Question #170295 on Graphite changed:
https://answers.launchpad.net/graphite/+question/170295

    Status: Open => Answered

chrismd proposed the following answer:
There is an easy fix for #1, in the [cache] section of carbon.conf there
is a setting called MAX_UPDATES_PER_SECOND which I think is set too high
by default as it is causing your I/O wait issue. I'll make sure to lower
it in the next release. What this setting does is to rate-limit the
write operations performed by carbon. This may seem counter-intuitive as
you'd think faster would be better but the problem that creates is an
excessive number of non-sequential I/O requests which slows down
everything. Your disks just constantly seek to write a datapoint to
every single wsp file. Try a value of 500 (the unit is writes per
second) and see how that goes. Note that this does not mean carbon will
lag behind, it just means that it will rely more on carbon's caching and
bulk writing behavior.
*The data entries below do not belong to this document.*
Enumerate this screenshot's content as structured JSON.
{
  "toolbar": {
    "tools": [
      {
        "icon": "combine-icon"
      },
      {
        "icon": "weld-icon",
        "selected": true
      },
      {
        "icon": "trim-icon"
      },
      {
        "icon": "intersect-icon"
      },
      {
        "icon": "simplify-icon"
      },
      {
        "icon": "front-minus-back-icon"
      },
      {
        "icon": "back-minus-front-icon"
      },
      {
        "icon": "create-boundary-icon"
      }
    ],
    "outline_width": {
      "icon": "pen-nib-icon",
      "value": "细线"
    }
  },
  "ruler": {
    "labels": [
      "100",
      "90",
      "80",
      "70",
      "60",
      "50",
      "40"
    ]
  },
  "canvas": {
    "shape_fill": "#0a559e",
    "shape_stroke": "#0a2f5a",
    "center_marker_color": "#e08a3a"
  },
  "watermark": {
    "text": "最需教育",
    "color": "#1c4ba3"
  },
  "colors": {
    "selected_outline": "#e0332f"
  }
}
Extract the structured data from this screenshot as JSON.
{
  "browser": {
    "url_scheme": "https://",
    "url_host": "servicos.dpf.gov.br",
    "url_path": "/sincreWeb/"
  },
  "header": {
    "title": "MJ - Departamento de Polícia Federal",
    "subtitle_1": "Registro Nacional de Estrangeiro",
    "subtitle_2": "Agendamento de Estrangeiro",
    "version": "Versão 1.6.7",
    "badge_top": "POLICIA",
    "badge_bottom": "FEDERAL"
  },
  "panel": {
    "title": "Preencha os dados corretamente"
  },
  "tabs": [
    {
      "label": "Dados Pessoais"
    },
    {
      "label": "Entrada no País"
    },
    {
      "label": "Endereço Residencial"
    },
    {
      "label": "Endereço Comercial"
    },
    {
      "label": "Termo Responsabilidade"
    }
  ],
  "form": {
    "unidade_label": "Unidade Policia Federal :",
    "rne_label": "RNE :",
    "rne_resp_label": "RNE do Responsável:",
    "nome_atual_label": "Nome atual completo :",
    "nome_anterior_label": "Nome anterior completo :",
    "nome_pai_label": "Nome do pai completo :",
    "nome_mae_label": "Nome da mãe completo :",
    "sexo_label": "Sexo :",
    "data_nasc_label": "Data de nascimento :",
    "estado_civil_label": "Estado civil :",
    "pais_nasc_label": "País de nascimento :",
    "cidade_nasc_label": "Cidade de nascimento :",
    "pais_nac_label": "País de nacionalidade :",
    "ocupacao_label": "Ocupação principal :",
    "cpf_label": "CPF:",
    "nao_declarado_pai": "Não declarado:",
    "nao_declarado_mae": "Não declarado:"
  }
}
Ideally you want your disk to be busy enough you
don't have a huge cache eating up all your memory but low enough that
the disks aren't going nuts.

#2 is definitely doable.

For #3, that looks fine, using a single persistent connection instead of
spawning many short-lived connections is definitely the way to go. If
you find that carbon-cache is CPU-bound then you can probably reduce CPU
load by switching to the pickle protocol. For that just use port 2004
and do the following:

#assume data = [(metric, datapoint), (metric, datapoint), ...]
# where metric is a string metric name
# and datapoint is (timestamp, value) both floats
import struct
import cPickle
serialized_data = cPickle.dumps(data, protocol=-1)
header = struct.pack("!L", len(serialized_data))
my_socket.sendall(header + serialized_data)

Note that the performance gain here is somewhat dependent on having
reasonably large lists of datapoints not a bunch of small lists sent
separately. I'd suggest aiming for 500 or so datapoints per message.